Avrupa ekonomisi, 2017’de son 10 yılın en iyi dönemini geçirdi. Euro Bölgesi 2017’de yüzde 2,2 büyüdü. Euro da dolar karşısında yüzde 13 değer kazandı
Siyasi gerilimlerin gölgesinde 2017’ye giren Avrupa ekonomisi, son 10 yılın en iyi performansını göstererek bu yıl sürpriz yaptı.

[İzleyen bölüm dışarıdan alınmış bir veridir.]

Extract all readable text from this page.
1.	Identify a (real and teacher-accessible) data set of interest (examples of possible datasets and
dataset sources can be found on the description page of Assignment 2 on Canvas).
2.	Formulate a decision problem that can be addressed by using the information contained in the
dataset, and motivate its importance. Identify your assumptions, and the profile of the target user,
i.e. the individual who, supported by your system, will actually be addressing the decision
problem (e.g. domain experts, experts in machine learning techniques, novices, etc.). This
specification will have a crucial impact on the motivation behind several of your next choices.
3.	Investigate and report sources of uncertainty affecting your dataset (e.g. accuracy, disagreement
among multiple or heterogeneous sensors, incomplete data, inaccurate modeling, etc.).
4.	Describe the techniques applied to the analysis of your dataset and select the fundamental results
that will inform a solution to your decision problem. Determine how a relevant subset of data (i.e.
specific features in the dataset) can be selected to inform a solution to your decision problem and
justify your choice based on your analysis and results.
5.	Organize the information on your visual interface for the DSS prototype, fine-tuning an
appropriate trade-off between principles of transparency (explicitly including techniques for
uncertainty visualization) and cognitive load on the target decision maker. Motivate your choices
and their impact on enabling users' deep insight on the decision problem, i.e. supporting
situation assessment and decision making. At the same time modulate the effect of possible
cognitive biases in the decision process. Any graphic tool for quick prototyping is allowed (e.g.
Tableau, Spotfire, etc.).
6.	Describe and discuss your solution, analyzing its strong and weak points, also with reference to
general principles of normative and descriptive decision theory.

Quartz sitesinin haberine göre, Brexit süreci ve art arda gelen seçimler nedeniyle yatırımcıların endişeyle başladığı 2017, Avrupa ekonomisi için son 10 yılın iyi senesi oldu. Hatta sosyal medyada da “euroboom” (euro patlaması) etiketi, oldukça popüler oldu.
IMF, geçen ay Avrupa’daki ekonomik iyileşmenin çok güçlü olduğunu ve kıtanın büyümede “küresel ekonomi ve ticaretin itici gücü” haline geldiğini bildirmişti.

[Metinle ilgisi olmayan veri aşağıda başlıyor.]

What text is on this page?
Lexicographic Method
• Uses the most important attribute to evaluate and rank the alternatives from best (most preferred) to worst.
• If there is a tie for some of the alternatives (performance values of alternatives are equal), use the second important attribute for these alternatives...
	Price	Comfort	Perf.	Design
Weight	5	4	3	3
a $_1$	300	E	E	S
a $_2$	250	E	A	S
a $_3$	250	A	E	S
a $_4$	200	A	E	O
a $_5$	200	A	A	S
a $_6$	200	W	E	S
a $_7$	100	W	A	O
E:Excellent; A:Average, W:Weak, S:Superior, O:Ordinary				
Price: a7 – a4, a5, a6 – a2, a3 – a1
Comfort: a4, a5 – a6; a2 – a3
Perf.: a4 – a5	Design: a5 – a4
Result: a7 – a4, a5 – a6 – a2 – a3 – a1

Avrupa Komisyonu verilerine göre, Euro Bölgesi 2017’de son 10 yılın en büyük yükselişine sahe olarak yüzde 2,2 büyüdü. Euro da dolar karşısında yüzde 13 değer kazanarak, G10 para birimleri arasında en iyi performansı gösteren para oldu.

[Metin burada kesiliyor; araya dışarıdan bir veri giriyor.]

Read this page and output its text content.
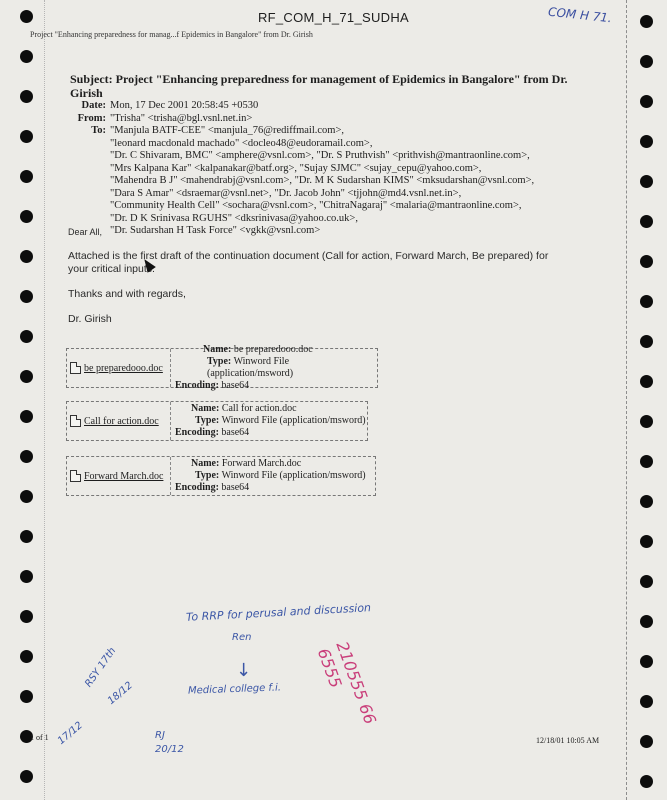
RF_COM_H_71_SUDHA
Project "Enhancing preparedness for manag...f Epidemics in Bangalore" from Dr. Girish
COM H 71.
Subject: Project "Enhancing preparedness for management of Epidemics in Bangalore" from Dr. Girish
Date: Mon, 17 Dec 2001 20:58:45 +0530
From: "Trisha" <trisha@bgl.vsnl.net.in>
To: "Manjula BATF-CEE" <manjula_76@rediffmail.com>,
"leonard macdonald machado" <docleo48@eudoramail.com>,
"Dr. C Shivaram, BMC" <amphere@vsnl.com>, "Dr. S Pruthvish" <prithvish@mantraonline.com>,
"Mrs Kalpana Kar" <kalpanakar@batf.org>, "Sujay SJMC" <sujay_cepu@yahoo.com>,
"Mahendra B J" <mahendrabj@vsnl.com>, "Dr. M K Sudarshan KIMS" <mksudarshan@vsnl.com>,
"Dara S Amar" <dsraemar@vsnl.net>, "Dr. Jacob John" <tjjohn@md4.vsnl.net.in>,
"Community Health Cell" <sochara@vsnl.com>, "ChitraNagaraj" <malaria@mantraonline.com>,
"Dr. D K Srinivasa RGUHS" <dksrinivasa@yahoo.co.uk>,
"Dr. Sudarshan H Task Force" <vgkk@vsnl.com>
Dear All,
Attached is the first draft of the continuation document (Call for action, Forward March, Be prepared) for
your critical inputs.
Thanks and with regards,
Dr. Girish
be preparedooo.doc
Name: be preparedooo.doc
Type: Winword File (application/msword)
Encoding: base64
Call for action.doc
Name: Call for action.doc
Type: Winword File (application/msword)
Encoding: base64
Forward March.doc
Name: Forward March.doc
Type: Winword File (application/msword)
Encoding: base64
To RRP for perusal and discussion
Ren
↓
Medical college f.i.
RSY 17th
18/12
17/12	RJ
20/12
210555 666555
1 of 1	12/18/01 10:05 AM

Euroda uzun vadeli işlemlerin getirdiği kazanımlar, bu ay ortasında son 10 yılın en yüksek seviyesine ulaştı. İş dünyası güven endekslerine göre borsadaki yükseliş, Avrupa’ya olan iş dünyası güvenini de 112 seviyesine taşıdı.
Borç krizi yaşayan ülkelerde iyileşme
2017, Güney Avrupa’da uzun süredir borç krizi yaşayan ülkeler açısından da bir “diriliş” yılı oldu. Eylül ayında Portekiz’in kredi notunu yükselten S&P, ekim ayında da İtalya’nın kredi notunu üç yıl sonra ilk defa artırdı.
İflasın eşiğine gelen Yunanistan’daki ekonomik iyileşme ise, Avrupa’daki yükselişin başlıca göstergelerinden biri oldu. Fitch ve Moody’s, ülkenin kredi notunu yükseltti.
Doğu Avrupa’nın üç büyük ekonomisi olan Polonya, Romanya ve Çek Cumhuriyeti de, bu yıl hızlı büyüme, düşük işsizlik oranları ve kontrol edilebilir enflasyon sayesinde iyi bir yıl geçirdi.
Uzmanlar 2018 için uyarıyor
Öte yandan uzmanlar, 2018’de dikkate alınması gereken riskler bulunduğuna işaret ediyor. HSBC uzmanlarına göre, Euro Bölgesi’nde düşük ücretler tüketimde talebi artıracak şekilde yükselmeli. Avrupa piyasalarının üretimde sağlıklı bir büyüme olmadan ve ücretler yükselmeden büyümesi, ekonomide kırılganlığa yol açabilir.
En büyük risklerin başında ise siyasi belirsizlik var. Euro Bölgesi’nin en büyük ekonomisi Almanya, 2018’e hükümet kriziyle giriyor. Katalonya’da bağımsızlık yanlılarının parlamentoda seçimleri kazanması da, belirsizliği artırıyor.
İngiltere ve AB arasındaki Brexit müzakereleri ile Avusturya’da aşırı sağın yükselişi de, 2018’de piyasaları etkileyecek gelişmeler arasında gösteriliyor.